Today's Evil Beet Gossip

This is What Lindsay Looked Like in Court Today

photo of lindsay lohan in court pictures, photos
I know, guys. I know. Three Lindsay Lohan posts in one single day is most definitely excessive, but I’ve got an explanation or two to throw at you! One—tomorrow is my very last day on Evil Beet Gossip. It’s the very last time(s) that I’ll be able to write about Lindsay Lohan for Evil Beet Gossip. Lindsay Lohan is like the f-cking mascot of Evil Beet Gossip. There’s lots and lots of sentimental feelings to be had over this whole thing, and Lindsay Lohan is, for once, at the center of them.

The second reason? Well, because today was a big day for Lindsay Lohan! Yes, Lindsay Lohan jetted straight across the United States from New York City to Los Angeles all in a few hours, got turned away from a bunch of swanky hotels, only to find herself looking … well, like that ^^ for her court hearing today. Ain’t she purty, y’all?

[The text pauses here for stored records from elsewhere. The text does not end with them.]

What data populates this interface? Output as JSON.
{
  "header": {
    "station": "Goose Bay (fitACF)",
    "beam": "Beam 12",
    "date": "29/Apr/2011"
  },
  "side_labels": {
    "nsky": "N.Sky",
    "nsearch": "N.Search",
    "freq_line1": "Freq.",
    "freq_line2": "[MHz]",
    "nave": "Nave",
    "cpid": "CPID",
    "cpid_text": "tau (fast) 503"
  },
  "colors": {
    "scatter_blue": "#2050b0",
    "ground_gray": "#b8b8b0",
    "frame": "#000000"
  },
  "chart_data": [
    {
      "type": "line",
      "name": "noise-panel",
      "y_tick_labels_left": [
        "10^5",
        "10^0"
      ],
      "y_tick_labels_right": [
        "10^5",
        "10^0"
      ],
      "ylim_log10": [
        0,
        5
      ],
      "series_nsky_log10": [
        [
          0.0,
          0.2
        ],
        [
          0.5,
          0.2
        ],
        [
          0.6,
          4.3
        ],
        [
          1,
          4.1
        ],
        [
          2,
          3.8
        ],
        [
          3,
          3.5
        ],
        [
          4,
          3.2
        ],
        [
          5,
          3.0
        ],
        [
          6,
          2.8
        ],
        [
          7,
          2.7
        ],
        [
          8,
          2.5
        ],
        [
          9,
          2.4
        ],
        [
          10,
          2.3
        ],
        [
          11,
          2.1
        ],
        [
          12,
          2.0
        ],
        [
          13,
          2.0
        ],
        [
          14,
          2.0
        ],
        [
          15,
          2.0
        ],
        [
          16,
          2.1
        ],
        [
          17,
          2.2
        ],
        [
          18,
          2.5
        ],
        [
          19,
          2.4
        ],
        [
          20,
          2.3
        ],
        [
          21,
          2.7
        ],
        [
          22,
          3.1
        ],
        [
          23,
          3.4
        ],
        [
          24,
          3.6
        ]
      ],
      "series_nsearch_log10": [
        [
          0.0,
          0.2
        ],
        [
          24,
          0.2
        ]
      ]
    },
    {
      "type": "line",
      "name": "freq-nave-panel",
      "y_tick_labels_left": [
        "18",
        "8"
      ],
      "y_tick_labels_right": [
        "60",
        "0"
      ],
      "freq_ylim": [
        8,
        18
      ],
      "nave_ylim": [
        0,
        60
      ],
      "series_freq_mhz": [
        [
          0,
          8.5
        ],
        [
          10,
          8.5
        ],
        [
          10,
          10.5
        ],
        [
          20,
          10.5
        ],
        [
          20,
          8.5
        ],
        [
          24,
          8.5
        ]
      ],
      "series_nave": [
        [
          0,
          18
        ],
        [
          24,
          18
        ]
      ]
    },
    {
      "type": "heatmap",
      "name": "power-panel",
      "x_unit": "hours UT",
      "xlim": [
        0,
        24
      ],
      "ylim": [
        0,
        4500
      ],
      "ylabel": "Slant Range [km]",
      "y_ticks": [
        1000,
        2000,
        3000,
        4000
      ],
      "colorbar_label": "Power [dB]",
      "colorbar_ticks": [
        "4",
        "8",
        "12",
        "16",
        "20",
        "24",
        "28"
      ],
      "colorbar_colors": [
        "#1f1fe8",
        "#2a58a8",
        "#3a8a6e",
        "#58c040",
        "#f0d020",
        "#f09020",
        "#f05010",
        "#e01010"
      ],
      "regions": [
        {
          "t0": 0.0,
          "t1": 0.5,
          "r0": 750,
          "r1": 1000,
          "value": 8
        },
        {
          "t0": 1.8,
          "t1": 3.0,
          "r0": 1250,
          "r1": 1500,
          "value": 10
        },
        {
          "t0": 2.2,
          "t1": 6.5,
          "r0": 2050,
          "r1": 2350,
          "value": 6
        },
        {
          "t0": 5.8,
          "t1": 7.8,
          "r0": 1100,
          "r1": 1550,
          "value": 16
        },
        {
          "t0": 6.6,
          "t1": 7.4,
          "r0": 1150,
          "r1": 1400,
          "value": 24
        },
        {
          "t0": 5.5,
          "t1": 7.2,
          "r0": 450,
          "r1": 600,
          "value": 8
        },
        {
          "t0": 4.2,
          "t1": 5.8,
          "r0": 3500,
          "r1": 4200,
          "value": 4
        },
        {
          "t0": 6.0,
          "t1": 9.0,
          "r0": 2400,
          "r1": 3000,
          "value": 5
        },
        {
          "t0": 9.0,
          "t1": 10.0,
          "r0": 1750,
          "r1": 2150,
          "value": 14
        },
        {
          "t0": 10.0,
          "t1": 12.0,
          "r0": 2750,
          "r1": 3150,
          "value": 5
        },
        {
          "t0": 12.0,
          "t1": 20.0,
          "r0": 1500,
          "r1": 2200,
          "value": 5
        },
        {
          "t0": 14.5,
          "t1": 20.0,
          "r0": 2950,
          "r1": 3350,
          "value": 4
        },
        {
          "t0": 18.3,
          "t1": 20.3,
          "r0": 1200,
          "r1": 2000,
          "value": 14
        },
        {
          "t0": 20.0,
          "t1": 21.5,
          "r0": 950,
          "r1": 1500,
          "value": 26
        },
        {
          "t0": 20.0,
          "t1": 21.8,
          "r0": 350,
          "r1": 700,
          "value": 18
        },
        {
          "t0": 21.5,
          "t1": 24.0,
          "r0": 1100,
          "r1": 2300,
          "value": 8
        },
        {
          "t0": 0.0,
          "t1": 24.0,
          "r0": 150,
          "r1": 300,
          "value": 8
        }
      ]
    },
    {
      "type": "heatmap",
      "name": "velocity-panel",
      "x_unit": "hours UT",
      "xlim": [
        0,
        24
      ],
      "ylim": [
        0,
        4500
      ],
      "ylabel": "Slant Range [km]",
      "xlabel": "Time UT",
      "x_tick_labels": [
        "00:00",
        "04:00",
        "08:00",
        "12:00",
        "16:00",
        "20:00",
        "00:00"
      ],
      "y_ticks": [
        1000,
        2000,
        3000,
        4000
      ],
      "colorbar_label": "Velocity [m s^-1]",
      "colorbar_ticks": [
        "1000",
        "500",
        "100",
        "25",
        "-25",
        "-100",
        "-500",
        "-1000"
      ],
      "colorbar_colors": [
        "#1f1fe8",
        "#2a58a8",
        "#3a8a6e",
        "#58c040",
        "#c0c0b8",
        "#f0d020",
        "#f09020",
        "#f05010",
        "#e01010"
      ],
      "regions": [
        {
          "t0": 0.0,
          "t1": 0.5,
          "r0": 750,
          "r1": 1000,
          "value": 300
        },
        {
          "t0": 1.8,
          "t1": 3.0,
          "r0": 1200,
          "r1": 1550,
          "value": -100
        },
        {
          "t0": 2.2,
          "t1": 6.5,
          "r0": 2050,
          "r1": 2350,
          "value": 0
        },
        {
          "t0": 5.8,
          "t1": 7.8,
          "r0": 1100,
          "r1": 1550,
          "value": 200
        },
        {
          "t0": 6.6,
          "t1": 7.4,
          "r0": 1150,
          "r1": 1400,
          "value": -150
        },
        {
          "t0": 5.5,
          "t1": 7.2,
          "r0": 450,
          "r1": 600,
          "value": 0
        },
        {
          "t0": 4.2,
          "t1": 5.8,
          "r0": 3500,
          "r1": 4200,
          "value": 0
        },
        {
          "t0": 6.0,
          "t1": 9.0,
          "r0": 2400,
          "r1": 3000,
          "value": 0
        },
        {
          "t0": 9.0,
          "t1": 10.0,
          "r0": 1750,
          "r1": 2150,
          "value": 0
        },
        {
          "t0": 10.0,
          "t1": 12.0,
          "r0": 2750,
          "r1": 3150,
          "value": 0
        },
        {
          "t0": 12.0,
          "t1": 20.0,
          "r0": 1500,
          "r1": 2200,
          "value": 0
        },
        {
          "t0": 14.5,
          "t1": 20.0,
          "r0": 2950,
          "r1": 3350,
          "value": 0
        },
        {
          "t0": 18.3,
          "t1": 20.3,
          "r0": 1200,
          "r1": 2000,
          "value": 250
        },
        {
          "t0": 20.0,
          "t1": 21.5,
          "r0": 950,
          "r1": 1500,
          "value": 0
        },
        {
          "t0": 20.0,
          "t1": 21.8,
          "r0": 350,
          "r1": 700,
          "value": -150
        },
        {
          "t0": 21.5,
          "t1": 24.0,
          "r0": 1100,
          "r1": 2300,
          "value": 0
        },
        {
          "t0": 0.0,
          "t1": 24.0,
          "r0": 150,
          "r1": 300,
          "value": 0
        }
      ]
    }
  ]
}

Also, if you were wondering how she fared in court, it’s just this: she’s not going to jail. For now. I mean, I’m sure ever, too, but it’s certain that she’s not going anywhere for at least the next thirty days. Nope, Lindsay isn’t due back in court until March 1st to determine if this thing is going to go to trial, and if it does, that’s not going to be ’til March 18th. Lindsay’s not required to show at the March 1st hearing, but she positively must be present at the 18ths, no ifs, ands or buts.

Needless to say, the judge wasn’t happy with Lindsay and, in fact, the judge wasn’t happy with Lindsay’s new lawyer, either, Mark Heller. At one point during the proceedings, Heller attempted to make small talk with the judge about their mutual hometown of New York City, to which Judge Sautner responded, “Flattery doesn’t get you anywhere in this court.” Simple enough, right? She shut him down right quick. Why can’t she do the same to Lindsay?

12 CommentsLeave a comment

  • Her eyes look wide and glassy. The judge sounds like she might be the no bullshit type. I wouldn’t get my hopes up to high if I were Lindsay Lohan.

  • I had to question myself as to why I wasted my time watching her this morning in court and I am embarrassed I follow this crap but that being said, it is very entertaining in a funhouse sort of sad way. Her lawyer, the guy who use to hang with her father and Jon Gosselin, is a complete fool, exactly what Lindsay deserves at this point. She needs to take some of that filler from her duck lips and insert it into her forehead.

  • thank god you’re finally leaving this website, it’s about time! evilbeet was good once upon a time and you were a rather big part of it just getting worse, hoorah! Bye-bye!

  • Her neck is starting to look really ropey, ( not that the rest is much better) but you gotta use a good moisturizer on your neck, it’s the first place to age! But WE all know that already, right? Best of luck to you and Emily, Sarah. You will be missed. May the road rise before you and many other Irishisms…
    Slan go foill!

  • I misread she “fared” and thought I saw she “farted”. That would have been funny – if Linds had a gas issue in court….with that look on her face – “Who me? Fart? What?”

    I’ll miss you. You’re very funny. May all your ventures be successful!